Artigo

Tudo é carnaval

Atualizada em 11/10/2022 às 12h21

Pão e circo. Distribuir comida e oferecer espetáculos de lutas e jogos brutais no Circo Máximo e no Coliseu ao povo famélico, esbulhado pelas guerras e pela extrema corrupção dos patrícios, foi a fórmula que os imperadores romanos encontraram para acalmar a revolta do povo. Se alguém se lembrou da bolsa-família, do futebol e do Carnaval, não será mera coincidência: governante nenhum inventou, em tempo algum, melhor cala-boca popular. Geniais esses romanos.

São três dias, quatro, contando o sábado. Que digo? Quarta-Feira de Cinzas desfila o bloco dos arrependidos; no primeiro domingo da Quaresma tem o lava-pratos (olha São José de Ribamar aí) e, na Bahia, é Carnaval o mês inteiro. Nos dias de Momo, invertemos os papéis, somos o que queremos ser, piratas, ciganos, reis, poderosos, transexuais, belos, incógnitos sob a máscara ou famosos por quinze minutos... Com esse circo, futebol e um pouco de bolsa-pão, vamos levando a vidinha. Anestesiados.

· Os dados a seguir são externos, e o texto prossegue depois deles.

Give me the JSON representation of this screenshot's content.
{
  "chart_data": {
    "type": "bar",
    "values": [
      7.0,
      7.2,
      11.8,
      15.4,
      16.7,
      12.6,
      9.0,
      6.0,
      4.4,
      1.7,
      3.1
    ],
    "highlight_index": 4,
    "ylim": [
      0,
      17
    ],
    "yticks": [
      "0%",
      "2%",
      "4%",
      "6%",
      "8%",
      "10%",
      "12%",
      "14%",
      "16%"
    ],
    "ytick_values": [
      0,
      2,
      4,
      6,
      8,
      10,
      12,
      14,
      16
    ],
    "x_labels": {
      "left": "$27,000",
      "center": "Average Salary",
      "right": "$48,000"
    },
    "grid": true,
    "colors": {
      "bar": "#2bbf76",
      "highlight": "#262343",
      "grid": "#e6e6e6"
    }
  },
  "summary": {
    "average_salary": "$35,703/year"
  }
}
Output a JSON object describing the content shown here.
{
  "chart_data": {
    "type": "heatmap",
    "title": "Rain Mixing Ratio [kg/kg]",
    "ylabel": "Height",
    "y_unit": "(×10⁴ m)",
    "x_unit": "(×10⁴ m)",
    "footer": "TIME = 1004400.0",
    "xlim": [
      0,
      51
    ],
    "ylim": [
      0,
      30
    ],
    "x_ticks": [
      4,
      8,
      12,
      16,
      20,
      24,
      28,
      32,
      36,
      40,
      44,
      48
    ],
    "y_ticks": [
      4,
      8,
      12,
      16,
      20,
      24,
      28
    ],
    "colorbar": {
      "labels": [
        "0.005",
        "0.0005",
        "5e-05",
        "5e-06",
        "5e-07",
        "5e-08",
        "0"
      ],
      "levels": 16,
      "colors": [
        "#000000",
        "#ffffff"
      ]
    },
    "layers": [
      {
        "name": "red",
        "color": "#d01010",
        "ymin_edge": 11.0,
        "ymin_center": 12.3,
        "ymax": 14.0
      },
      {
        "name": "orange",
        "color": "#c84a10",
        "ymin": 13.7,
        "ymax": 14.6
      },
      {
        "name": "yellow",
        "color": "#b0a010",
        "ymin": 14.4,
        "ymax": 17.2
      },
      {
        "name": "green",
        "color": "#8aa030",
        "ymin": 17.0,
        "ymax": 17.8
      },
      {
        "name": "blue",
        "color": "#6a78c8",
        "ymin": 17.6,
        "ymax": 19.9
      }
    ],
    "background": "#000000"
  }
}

Com a fama de “brasileiro cordial”, aceitamos o risco constante de perder a própria vida ou a de um ente querido por causa de um tênis ou de um relógio barato. Nossa conformação é tanta que, à noite, em casa, agradecemos ter escapado com vida, mais um dia, embora saibamos que dentro de casa também não estamos seguros. A anestesia afasta a indignação. Somos capazes de tomar o café da manhã assistindo, pela TV, ao rebolado das passistas e a cenas de chacina de jovens, espancamentos, torturas e nem nos engasga o pãozinho com manteiga. Não foi conosco, dessa vez, nem com nossa família, ufa!

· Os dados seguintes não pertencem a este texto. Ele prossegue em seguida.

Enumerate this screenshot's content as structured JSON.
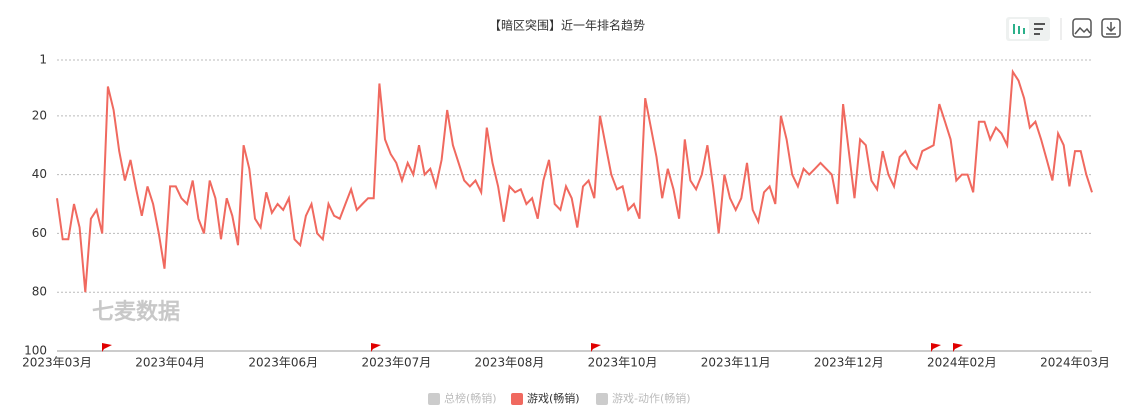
{
  "chart_data": {
    "type": "line",
    "title": "【暗区突围】近一年排名趋势",
    "watermark": "七麦数据",
    "categories": [
      "2023年03月",
      null,
      null,
      null,
      null,
      null,
      null,
      null,
      null,
      null,
      null,
      null,
      null,
      null,
      null,
      null,
      null,
      null,
      null,
      null,
      "2023年04月",
      null,
      null,
      null,
      null,
      null,
      null,
      null,
      null,
      null,
      null,
      null,
      null,
      null,
      null,
      null,
      null,
      null,
      null,
      null,
      "2023年06月",
      null,
      null,
      null,
      null,
      null,
      null,
      null,
      null,
      null,
      null,
      null,
      null,
      null,
      null,
      null,
      null,
      null,
      null,
      null,
      "2023年07月",
      null,
      null,
      null,
      null,
      null,
      null,
      null,
      null,
      null,
      null,
      null,
      null,
      null,
      null,
      null,
      null,
      null,
      null,
      null,
      "2023年08月",
      null,
      null,
      null,
      null,
      null,
      null,
      null,
      null,
      null,
      null,
      null,
      null,
      null,
      null,
      null,
      null,
      null,
      null,
      null,
      "2023年10月",
      null,
      null,
      null,
      null,
      null,
      null,
      null,
      null,
      null,
      null,
      null,
      null,
      null,
      null,
      null,
      null,
      null,
      null,
      null,
      "2023年11月",
      null,
      null,
      null,
      null,
      null,
      null,
      null,
      null,
      null,
      null,
      null,
      null,
      null,
      null,
      null,
      null,
      null,
      null,
      null,
      "2023年12月",
      null,
      null,
      null,
      null,
      null,
      null,
      null,
      null,
      null,
      null,
      null,
      null,
      null,
      null,
      null,
      null,
      null,
      null,
      null,
      "2024年02月",
      null,
      null,
      null,
      null,
      null,
      null,
      null,
      null,
      null,
      null,
      null,
      null,
      null,
      null,
      null,
      null,
      null,
      null,
      null,
      "2024年03月",
      null,
      null,
      null
    ],
    "series": [
      {
        "name": "游戏(畅销)",
        "color": "#f0695f",
        "values": [
          48,
          62,
          62,
          50,
          58,
          80,
          55,
          52,
          60,
          10,
          18,
          32,
          42,
          35,
          45,
          54,
          44,
          50,
          60,
          72,
          44,
          44,
          48,
          50,
          42,
          55,
          60,
          42,
          48,
          62,
          48,
          54,
          64,
          30,
          38,
          55,
          58,
          46,
          53,
          50,
          52,
          48,
          62,
          64,
          54,
          50,
          60,
          62,
          50,
          54,
          55,
          50,
          45,
          52,
          50,
          48,
          48,
          9,
          28,
          33,
          36,
          42,
          36,
          40,
          30,
          40,
          38,
          44,
          35,
          18,
          30,
          36,
          42,
          44,
          42,
          46,
          24,
          36,
          44,
          56,
          44,
          46,
          45,
          50,
          48,
          55,
          42,
          35,
          50,
          52,
          44,
          48,
          58,
          44,
          42,
          48,
          20,
          30,
          40,
          45,
          44,
          52,
          50,
          55,
          14,
          24,
          34,
          48,
          38,
          45,
          55,
          28,
          42,
          45,
          40,
          30,
          44,
          60,
          40,
          48,
          52,
          48,
          36,
          52,
          56,
          46,
          44,
          50,
          20,
          28,
          40,
          44,
          38,
          40,
          38,
          36,
          38,
          40,
          50,
          16,
          32,
          48,
          28,
          30,
          42,
          45,
          32,
          40,
          44,
          34,
          32,
          36,
          38,
          32,
          31,
          30,
          16,
          22,
          28,
          42,
          40,
          40,
          46,
          22,
          22,
          28,
          24,
          26,
          30,
          5,
          8,
          14,
          24,
          22,
          28,
          35,
          42,
          26,
          30,
          44,
          32,
          32,
          40,
          46
        ]
      }
    ],
    "legend": [
      {
        "name": "总榜(畅销)",
        "color": "#cccccc"
      },
      {
        "name": "游戏(畅销)",
        "color": "#f0695f"
      },
      {
        "name": "游戏-动作(畅销)",
        "color": "#cccccc"
      }
    ],
    "ylim": [
      1,
      100
    ],
    "yticks": [
      1,
      20,
      40,
      60,
      80,
      100
    ],
    "inverted": true,
    "grid": true
  }
}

Mas, de vez em quando, o horror é tamanho que não podemos fingir ignorá-lo, como no caso da família morta a pauladas e depois queimada dentro do próprio carro, o pai, a mãe e o irmão de um monstro, uma moça chamada Ana Flávia, que, por oitenta e cinco mil reais, se candidata ao lugar ocupado por Suzane Richthofen. Com o acréscimo que Ana Flávia matou também o irmão de dezesseis anos. Ela e sua amante planejaram o crime, ajudadas por marginais. Aí acordamos. Choramos, esbravejamos, exigimos justiça, para logo calar até o próximo terror.

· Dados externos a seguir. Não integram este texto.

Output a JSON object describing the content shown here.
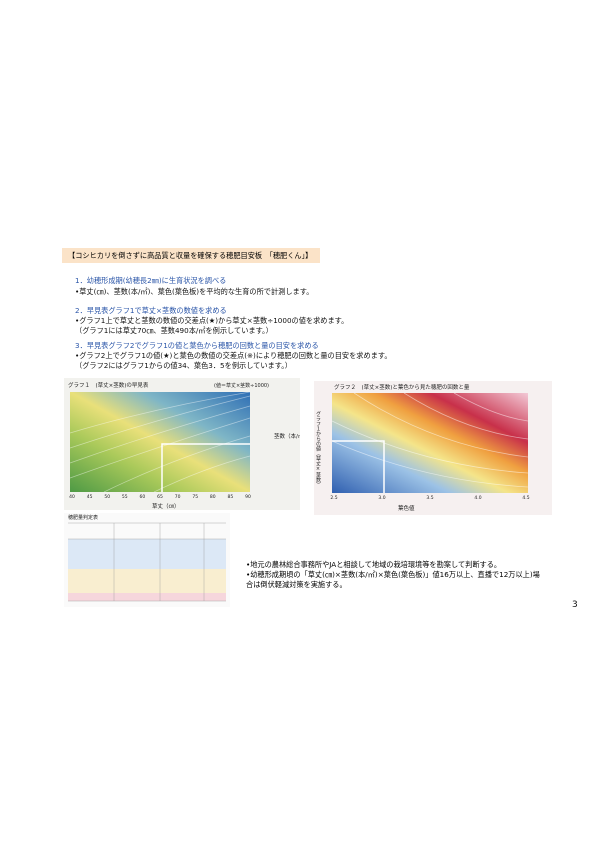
{
  "header": {
    "title": "【コシヒカリを倒さずに高品質と収量を確保する穂肥目安板　「穂肥くん」】"
  },
  "steps": [
    {
      "heading": "1．幼穂形成期(幼穂長2㎜)に生育状況を調べる",
      "lines": [
        "•草丈(㎝)、茎数(本/㎡)、葉色(葉色板)を平均的な生育の所で計測します。"
      ]
    },
    {
      "heading": "2．早見表グラフ1で草丈×茎数の数値を求める",
      "lines": [
        "•グラフ1上で草丈と茎数の数値の交差点(★)から草丈×茎数÷1000の値を求めます。",
        "（グラフ1には草丈70㎝、茎数490本/㎡を例示しています。）"
      ]
    },
    {
      "heading": "3．早見表グラフ2でグラフ1の値と葉色から穂肥の回数と量の目安を求める",
      "lines": [
        "•グラフ2上でグラフ1の値(★)と葉色の数値の交差点(※)により穂肥の回数と量の目安を求めます。",
        "（グラフ2にはグラフ1からの値34、葉色3．5を例示しています。）"
      ]
    }
  ],
  "figures": {
    "graph1": {
      "title": "グラフ１　(草丈×茎数)の早見表",
      "note": "(値＝草丈×茎数÷1000)",
      "x_label": "草丈（㎝）",
      "y_label": "茎数（本/㎡）",
      "x_ticks": [
        "40",
        "45",
        "50",
        "55",
        "60",
        "65",
        "70",
        "75",
        "80",
        "85",
        "90"
      ]
    },
    "graph2": {
      "title": "グラフ２　(草丈×茎数)と葉色から見た穂肥の回数と量",
      "y_label": "グラフ１からの値（草丈×茎数）",
      "x_label": "葉色値",
      "x_ticks": [
        "2.5",
        "3.0",
        "3.5",
        "4.0",
        "4.5"
      ]
    },
    "table": {
      "title": "穂肥量判定表"
    }
  },
  "notes": [
    "•地元の農林総合事務所やJAと相談して地域の栽培環境等を勘案して判断する。",
    "•幼穂形成期頃の「草丈(㎝)×茎数(本/㎡)×葉色(葉色板)」値16万以上、直播で12万以上)場合は倒伏軽減対策を実施する。"
  ],
  "footer": {
    "page_number": "3"
  }
}
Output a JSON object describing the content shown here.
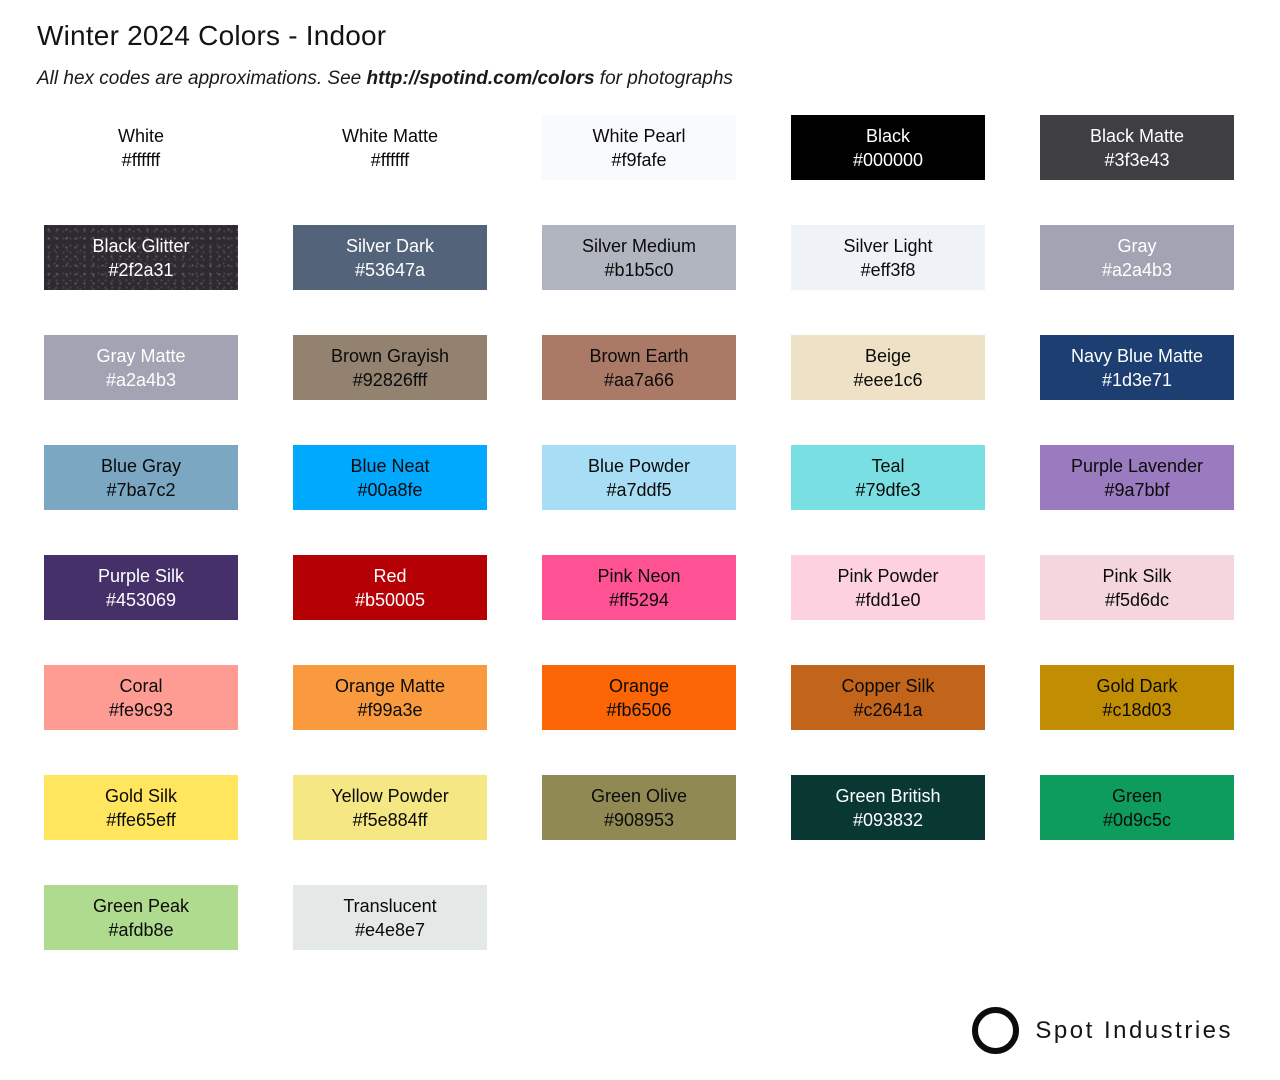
{
  "header": {
    "title": "Winter 2024 Colors - Indoor",
    "subtitle": {
      "prefix": "All hex codes are approximations. See ",
      "link": "http://spotind.com/colors",
      "suffix": " for photographs"
    }
  },
  "brand": {
    "name": "Spot Industries",
    "icon": "circle-ring"
  },
  "palette": {
    "columns": 5,
    "swatches": [
      {
        "name": "White",
        "hex": "#ffffff",
        "css": "#ffffff",
        "text": "dark"
      },
      {
        "name": "White Matte",
        "hex": "#ffffff",
        "css": "#ffffff",
        "text": "dark"
      },
      {
        "name": "White Pearl",
        "hex": "#f9fafe",
        "css": "#f9fafe",
        "text": "dark"
      },
      {
        "name": "Black",
        "hex": "#000000",
        "css": "#000000",
        "text": "light"
      },
      {
        "name": "Black Matte",
        "hex": "#3f3e43",
        "css": "#3f3e43",
        "text": "light"
      },
      {
        "name": "Black Glitter",
        "hex": "#2f2a31",
        "css": "#2f2a31",
        "text": "light",
        "texture": "glitter"
      },
      {
        "name": "Silver Dark",
        "hex": "#53647a",
        "css": "#53647a",
        "text": "light"
      },
      {
        "name": "Silver Medium",
        "hex": "#b1b5c0",
        "css": "#b1b5c0",
        "text": "dark"
      },
      {
        "name": "Silver Light",
        "hex": "#eff3f8",
        "css": "#eff3f8",
        "text": "dark"
      },
      {
        "name": "Gray",
        "hex": "#a2a4b3",
        "css": "#a2a4b3",
        "text": "light"
      },
      {
        "name": "Gray Matte",
        "hex": "#a2a4b3",
        "css": "#a2a4b3",
        "text": "light"
      },
      {
        "name": "Brown Grayish",
        "hex": "#92826fff",
        "css": "#92826f",
        "text": "dark"
      },
      {
        "name": "Brown Earth",
        "hex": "#aa7a66",
        "css": "#aa7a66",
        "text": "dark"
      },
      {
        "name": "Beige",
        "hex": "#eee1c6",
        "css": "#eee1c6",
        "text": "dark"
      },
      {
        "name": "Navy Blue Matte",
        "hex": "#1d3e71",
        "css": "#1d3e71",
        "text": "light"
      },
      {
        "name": "Blue Gray",
        "hex": "#7ba7c2",
        "css": "#7ba7c2",
        "text": "dark"
      },
      {
        "name": "Blue Neat",
        "hex": "#00a8fe",
        "css": "#00a8fe",
        "text": "dark"
      },
      {
        "name": "Blue Powder",
        "hex": "#a7ddf5",
        "css": "#a7ddf5",
        "text": "dark"
      },
      {
        "name": "Teal",
        "hex": "#79dfe3",
        "css": "#79dfe3",
        "text": "dark"
      },
      {
        "name": "Purple Lavender",
        "hex": "#9a7bbf",
        "css": "#9a7bbf",
        "text": "dark"
      },
      {
        "name": "Purple Silk",
        "hex": "#453069",
        "css": "#453069",
        "text": "light"
      },
      {
        "name": "Red",
        "hex": "#b50005",
        "css": "#b50005",
        "text": "light"
      },
      {
        "name": "Pink Neon",
        "hex": "#ff5294",
        "css": "#ff5294",
        "text": "dark"
      },
      {
        "name": "Pink Powder",
        "hex": "#fdd1e0",
        "css": "#fdd1e0",
        "text": "dark"
      },
      {
        "name": "Pink Silk",
        "hex": "#f5d6dc",
        "css": "#f5d6dc",
        "text": "dark"
      },
      {
        "name": "Coral",
        "hex": "#fe9c93",
        "css": "#fe9c93",
        "text": "dark"
      },
      {
        "name": "Orange Matte",
        "hex": "#f99a3e",
        "css": "#f99a3e",
        "text": "dark"
      },
      {
        "name": "Orange",
        "hex": "#fb6506",
        "css": "#fb6506",
        "text": "dark"
      },
      {
        "name": "Copper Silk",
        "hex": "#c2641a",
        "css": "#c2641a",
        "text": "dark"
      },
      {
        "name": "Gold Dark",
        "hex": "#c18d03",
        "css": "#c18d03",
        "text": "dark"
      },
      {
        "name": "Gold Silk",
        "hex": "#ffe65eff",
        "css": "#ffe65e",
        "text": "dark"
      },
      {
        "name": "Yellow Powder",
        "hex": "#f5e884ff",
        "css": "#f5e884",
        "text": "dark"
      },
      {
        "name": "Green Olive",
        "hex": "#908953",
        "css": "#908953",
        "text": "dark"
      },
      {
        "name": "Green British",
        "hex": "#093832",
        "css": "#093832",
        "text": "light"
      },
      {
        "name": "Green",
        "hex": "#0d9c5c",
        "css": "#0d9c5c",
        "text": "dark"
      },
      {
        "name": "Green Peak",
        "hex": "#afdb8e",
        "css": "#afdb8e",
        "text": "dark"
      },
      {
        "name": "Translucent",
        "hex": "#e4e8e7",
        "css": "#e4e8e7",
        "text": "dark"
      }
    ]
  }
}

Mas nem todos dormem, em alguns lugares já acontece um despertar. Um despertar reverso do que seria uma tomada de consciência e que aponta para o retorno à barbárie. A justiça feita pelas próprias mãos. O recrudescimento dos justiceiros, das milícias, linchamentos perpetrados por pessoas comuns tomadas de fúria contra a indecente impunidade ostentada pelos criminosos.

Para maiores, a pena máxima por crimes hediondos é trinta anos, quanto ao cumprimento só Deus sabe; o goleiro Bruno já está aí, tirando fotos com crianças, Suzane cursa faculdade e reivindica a sua parte na herança. Quer dizer, depois de matar pai e mãe por causa de dinheiro, o herói só vai ter que esperar alguns anos para poder usufruir o dinheiro legitimamente herdado. Que dureza, não é mesmo? A lei para menores é mais leniente ainda, três a cinco anos.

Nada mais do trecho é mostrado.